先日、久しぶりに北国街道の武州・加州道中境碑(長野県上水内郡飯綱町小玉=ながのけんかみみのちぐんいいづなまちこだま)を訪れてみました。

 北国街道は江戸時代、中山道の脇街道で江戸と信濃(善光寺)、越後、北国(現在の新潟県を含む北陸地方)を結ぶ主要な街道として栄えました。
 現在この碑が保存されている場所は本来の場所から20mほど離れたところにあたるそうです。
 現代の国道18号線は軽井沢町の追分から中山道と分かれて北国街道に沿う形で通っていますが、場所によっては離れているところもあります。
 旧北国街道は長野市街地の北西の山裾を通って飯綱町の牟礼駅付近を通ってこの道中境碑の先で国道を突っ切るのですが、以前はもう少し国道と交差する付近にあったと記憶しています。

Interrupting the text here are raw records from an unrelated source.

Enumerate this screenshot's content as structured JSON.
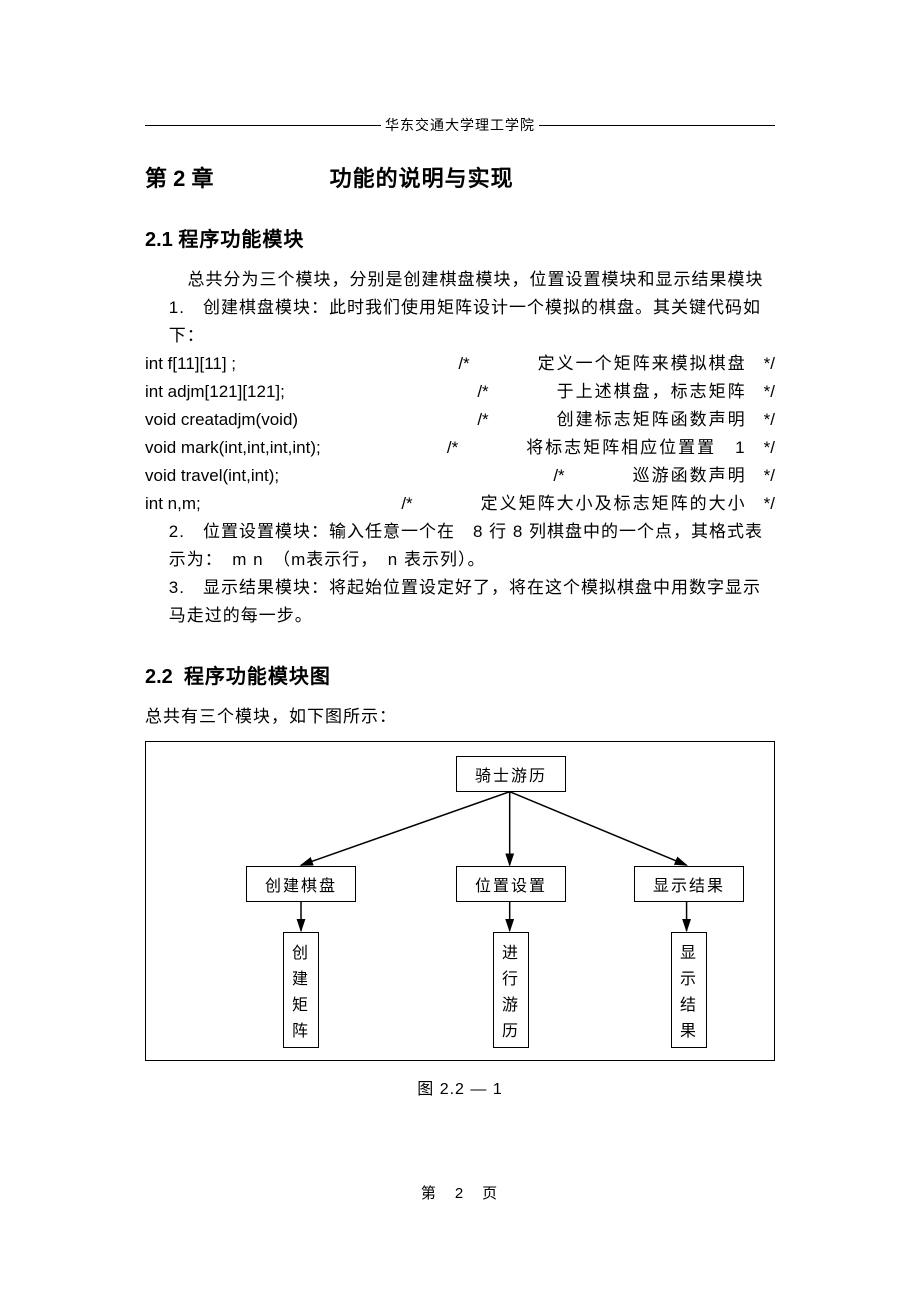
{
  "header": {
    "institution": "华东交通大学理工学院"
  },
  "chapter": {
    "number": "第 2 章",
    "title": "功能的说明与实现"
  },
  "section21": {
    "number": "2.1",
    "title": "程序功能模块",
    "intro": "总共分为三个模块，分别是创建棋盘模块，位置设置模块和显示结果模块",
    "item1_lead": "1.　创建棋盘模块：此时我们使用矩阵设计一个模拟的棋盘。其关键代码如下：",
    "code": [
      {
        "l": "int f[11][11] ;",
        "c": "/*",
        "cn": "定义一个矩阵来模拟棋盘",
        "r": "*/"
      },
      {
        "l": "int adjm[121][121];",
        "c": "/*",
        "cn": "于上述棋盘，标志矩阵",
        "r": "*/"
      },
      {
        "l": "void creatadjm(void)",
        "c": "/*",
        "cn": "创建标志矩阵函数声明",
        "r": "*/"
      },
      {
        "l": "void  mark(int,int,int,int);",
        "c": "/*",
        "cn": "将标志矩阵相应位置置　1",
        "r": "*/"
      },
      {
        "l": "void travel(int,int);",
        "c": "/*",
        "cn": "巡游函数声明",
        "r": "*/"
      },
      {
        "l": "int n,m;",
        "c": "/*",
        "cn": "定义矩阵大小及标志矩阵的大小",
        "r": "*/"
      }
    ],
    "item2": "2.　位置设置模块：输入任意一个在　8 行 8 列棋盘中的一个点，其格式表示为：　m n　（m表示行，　n 表示列）。",
    "item3": "3.　显示结果模块：将起始位置设定好了，将在这个模拟棋盘中用数字显示马走过的每一步。"
  },
  "section22": {
    "number": "2.2",
    "title": "程序功能模块图",
    "intro": "总共有三个模块，如下图所示："
  },
  "diagram": {
    "root": "骑士游历",
    "mid": [
      "创建棋盘",
      "位置设置",
      "显示结果"
    ],
    "leaves": [
      "创建矩阵",
      "进行游历",
      "显示结果"
    ],
    "caption": "图 2.2 — 1",
    "stroke": "#000000",
    "bg": "#ffffff"
  },
  "footer": {
    "pagenum": "第　2　页"
  }
}
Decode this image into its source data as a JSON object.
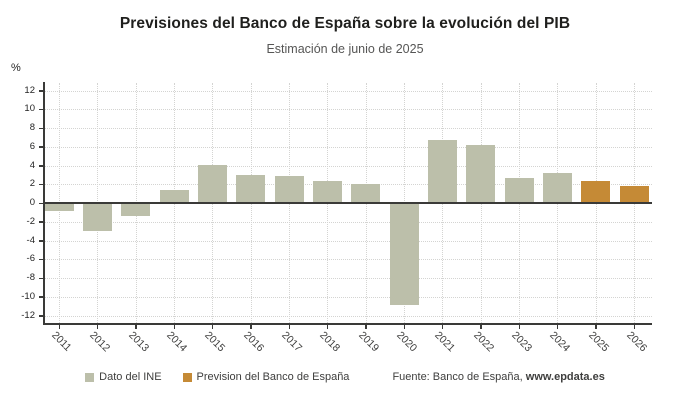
{
  "chart_data": {
    "type": "bar",
    "title": "Previsiones del Banco de España sobre la evolución del PIB",
    "subtitle": "Estimación de junio de 2025",
    "ylabel": "%",
    "xlabel": "",
    "categories": [
      "2011",
      "2012",
      "2013",
      "2014",
      "2015",
      "2016",
      "2017",
      "2018",
      "2019",
      "2020",
      "2021",
      "2022",
      "2023",
      "2024",
      "2025",
      "2026"
    ],
    "series": [
      {
        "name": "Dato del INE",
        "color": "#bcbfaa",
        "values": [
          -0.9,
          -3.0,
          -1.4,
          1.4,
          4.1,
          3.0,
          2.9,
          2.4,
          2.0,
          -10.9,
          6.7,
          6.2,
          2.7,
          3.2,
          null,
          null
        ]
      },
      {
        "name": "Prevision del Banco de España",
        "color": "#c58a36",
        "values": [
          null,
          null,
          null,
          null,
          null,
          null,
          null,
          null,
          null,
          null,
          null,
          null,
          null,
          null,
          2.4,
          1.8
        ]
      }
    ],
    "ylim": [
      -12.8,
      12.8
    ],
    "yticks": [
      12,
      10,
      8,
      6,
      4,
      2,
      0,
      -2,
      -4,
      -6,
      -8,
      -10,
      -12
    ],
    "grid": true,
    "legend_position": "bottom"
  },
  "legend": {
    "items": [
      {
        "label": "Dato del INE",
        "color": "#bcbfaa"
      },
      {
        "label": "Prevision del Banco de España",
        "color": "#c58a36"
      }
    ]
  },
  "source": {
    "prefix": "Fuente: Banco de España, ",
    "site": "www.epdata.es"
  },
  "colors": {
    "ine_bar": "#bcbfaa",
    "forecast_bar": "#c58a36",
    "axis": "#3a3a38",
    "gridline": "#d4d4d2",
    "title": "#1f1f1d",
    "subtitle": "#565655"
  }
}
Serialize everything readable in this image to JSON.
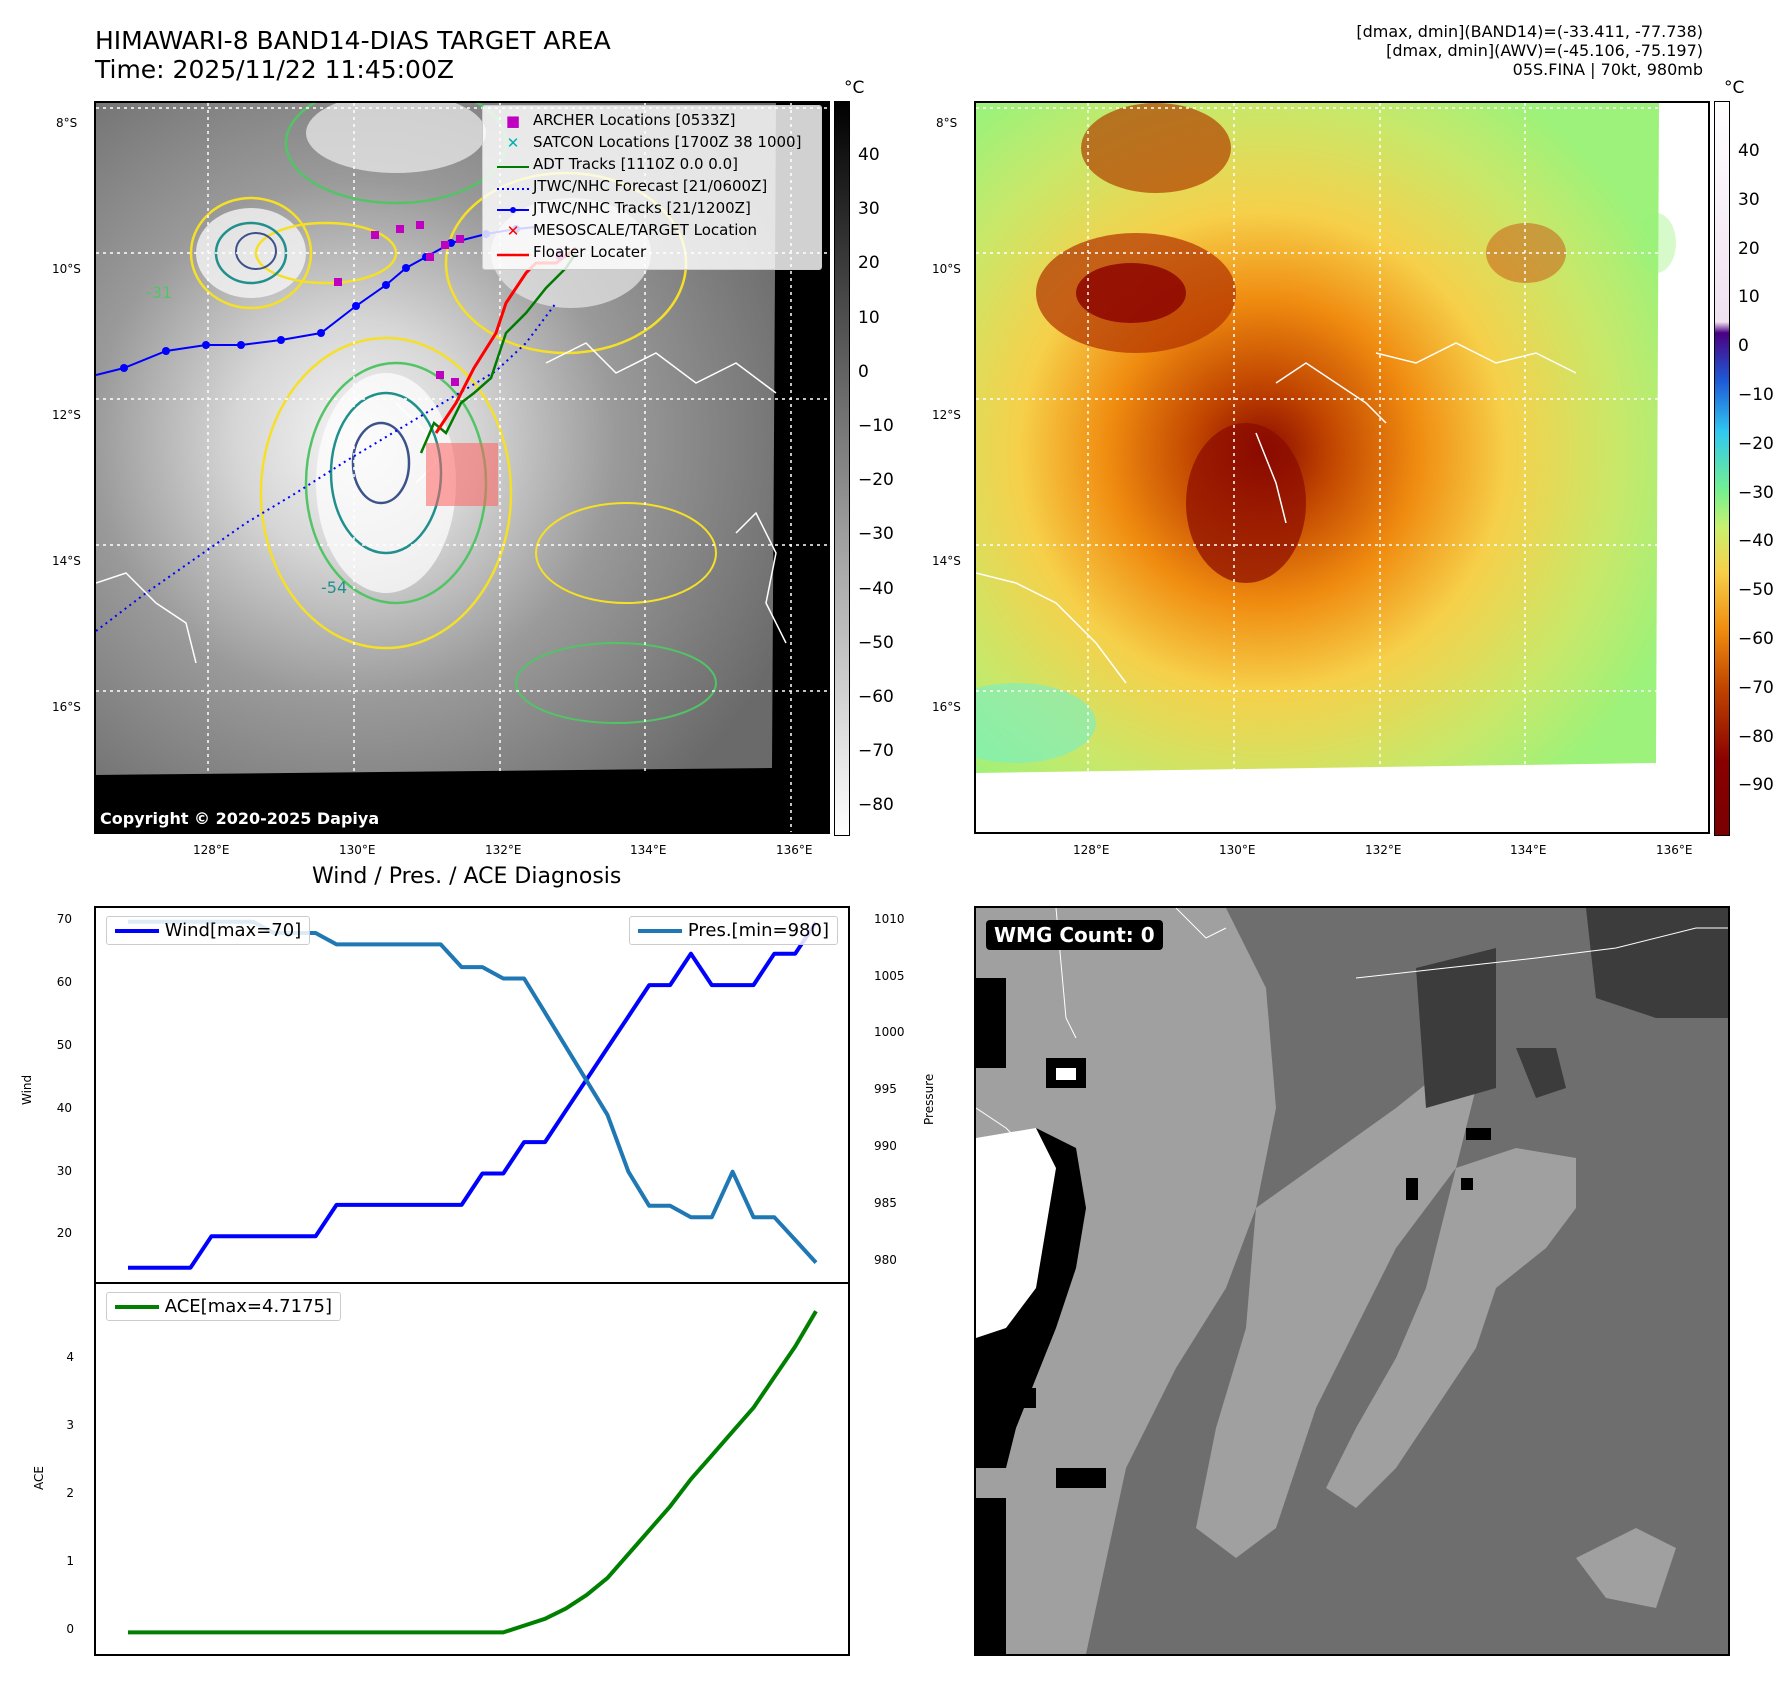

 江戸時代初期、加賀(石川県)百万石の大守・前田家が設置したと伝えられ、北陸道~北国街道~中山道を通って江戸と金沢の間を参勤交代で通る際、中間地にあたるこの地で休息をとって金沢の本領と江戸屋敷それぞれに飛脚を飛ばして旅の安全を知らせたと伝えられています。

 北国街道は前田家のみならず北陸地方などの大名の参勤交代の経路として使われたほか、佐渡で採掘された金を江戸に運ぶのに地形が険しくて整備が進まなかった三国街道(現代の国道17号線の群馬・新潟県境)を避けて利用されていたそうです。

 加賀藩第12代藩主・前田斉広の妻であった鷹司隆子(真龍院)が生涯で初めての長旅となった江戸から金沢へ向かう道中で詠んだと伝えられる歌碑も設置されています。
 幕府の施策により大名の正室は人質として江戸屋敷に留め置かれていたわけですが、夫に先立たれてようやく夫の本領である金沢へ向かうことが許されて長旅をした真龍院をはじめ諸大名の正室の胸のうちはどのようなものだったか…。


 先日アップした記事のコカ・コーラ電車はこの道中境碑のすぐそばでの撮影でした。
 かつて加賀百万石の大名行列が通ったこの路線、ほんの20年ほど前までは特急「白山」が金沢から上野までを往復していました。